Dr. Donovan's Articles

QUESTION OF HAIR BLOGS

Filtering by Category: Cancer


What cancers metastasize to the scalp?

Lung cancer tops the list of cancers that metastasize to the scalp


Focal alopecia refers to hair loss in a single area of the scalp. Common causes of focal alopecia include alopecia areata, tine capitis, infections, trauma, trichotillomania. Cancer is another cause of focal alopecia - albeit an uncommon one.

Scalp metastases refer to cancer the started in another organ and then the cancer spread to other parts of the body, including the scalp. Less than 2 % of patients that are known to have metastatic cancer will experience scalp metastases.
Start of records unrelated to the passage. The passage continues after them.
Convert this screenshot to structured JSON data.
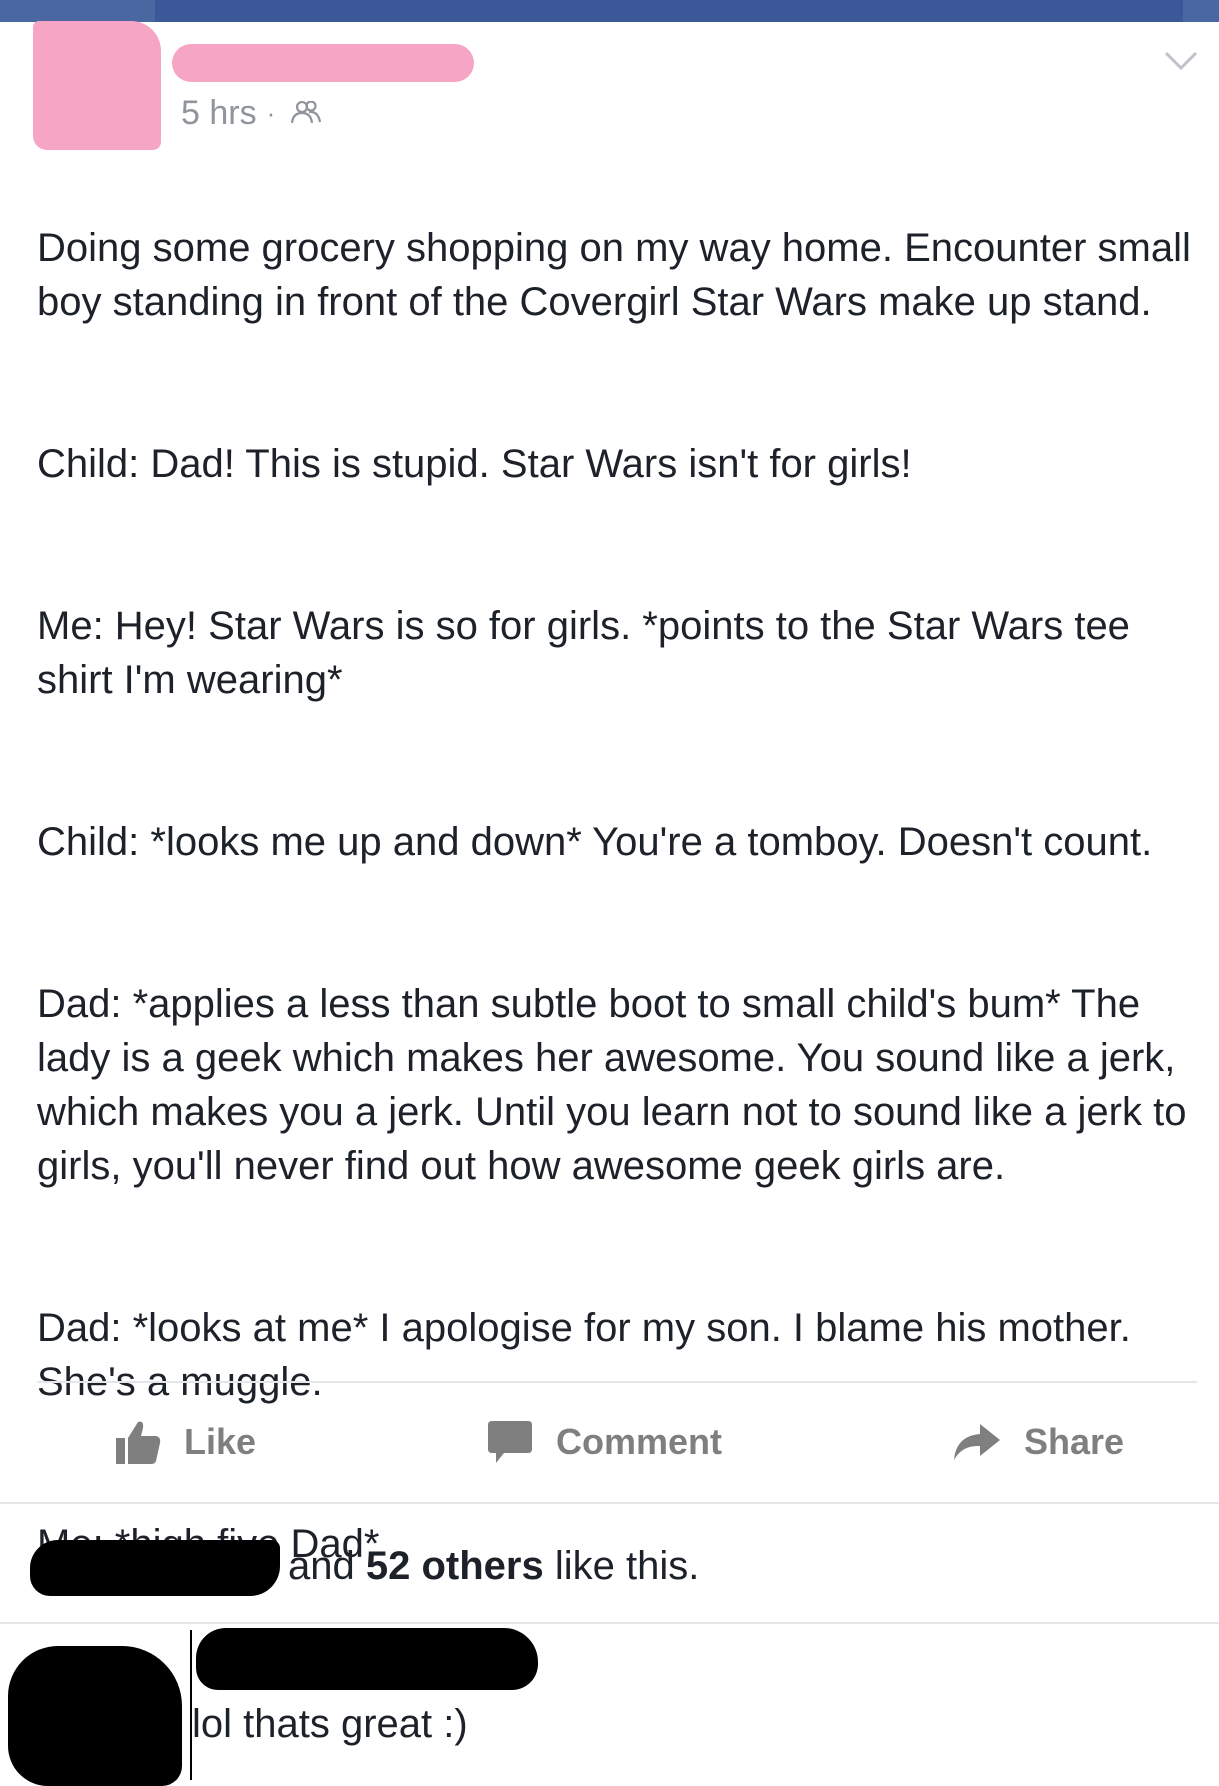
{
  "post": {
    "time": "5 hrs",
    "separator": "·",
    "audience_icon": "friends-icon",
    "menu_icon": "chevron-down-icon",
    "paragraphs": [
      "Doing some grocery shopping on my way home. Encounter small boy standing in front of the Covergirl Star Wars make up stand.",
      "Child: Dad! This is stupid. Star Wars isn't for girls!",
      "Me: Hey! Star Wars is so for girls. *points to the Star Wars tee shirt I'm wearing*",
      "Child: *looks me up and down* You're a tomboy. Doesn't count.",
      "Dad: *applies a less than subtle boot to small child's bum* The lady is a geek which makes her awesome.  You sound like a jerk, which makes you a jerk. Until you learn not to sound like a jerk to girls, you'll never find out how awesome geek girls are.",
      "Dad: *looks at me* I apologise for my son. I blame his mother. She's a muggle.",
      "Me: *high five Dad*"
    ]
  },
  "actions": {
    "like_label": "Like",
    "comment_label": "Comment",
    "share_label": "Share"
  },
  "likes": {
    "prefix": "and ",
    "count_text": "52 others",
    "suffix": " like this."
  },
  "comment": {
    "text": "lol thats great :)"
  },
  "colors": {
    "topbar": "#3b5998",
    "redaction_pink": "#f6a6c4",
    "redaction_black": "#000000",
    "action_gray": "#7f7f7f",
    "meta_gray": "#90949c"
  }
}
What are the most common cancers that metastasize to the scalp?

Lung cancer is the most common cancer that is associated with scalp metastases. Of all metastases to the scalp, lung cancer is the most common at 24 % followed by colon (11 %), liver (8 %) and breast (8%). Kidney and ovary remain other causes on the list. In 30 % of cases, the exact origin can’t be precisely determined. There are many types of ‘lung cancer’ and it remains debated as to which of the types is really the most likely contributor to scalp metastases (adenocarcinoma, large cell, small cell, squamous).


What are the clues that an area of hair loss may actually represent a metastasis?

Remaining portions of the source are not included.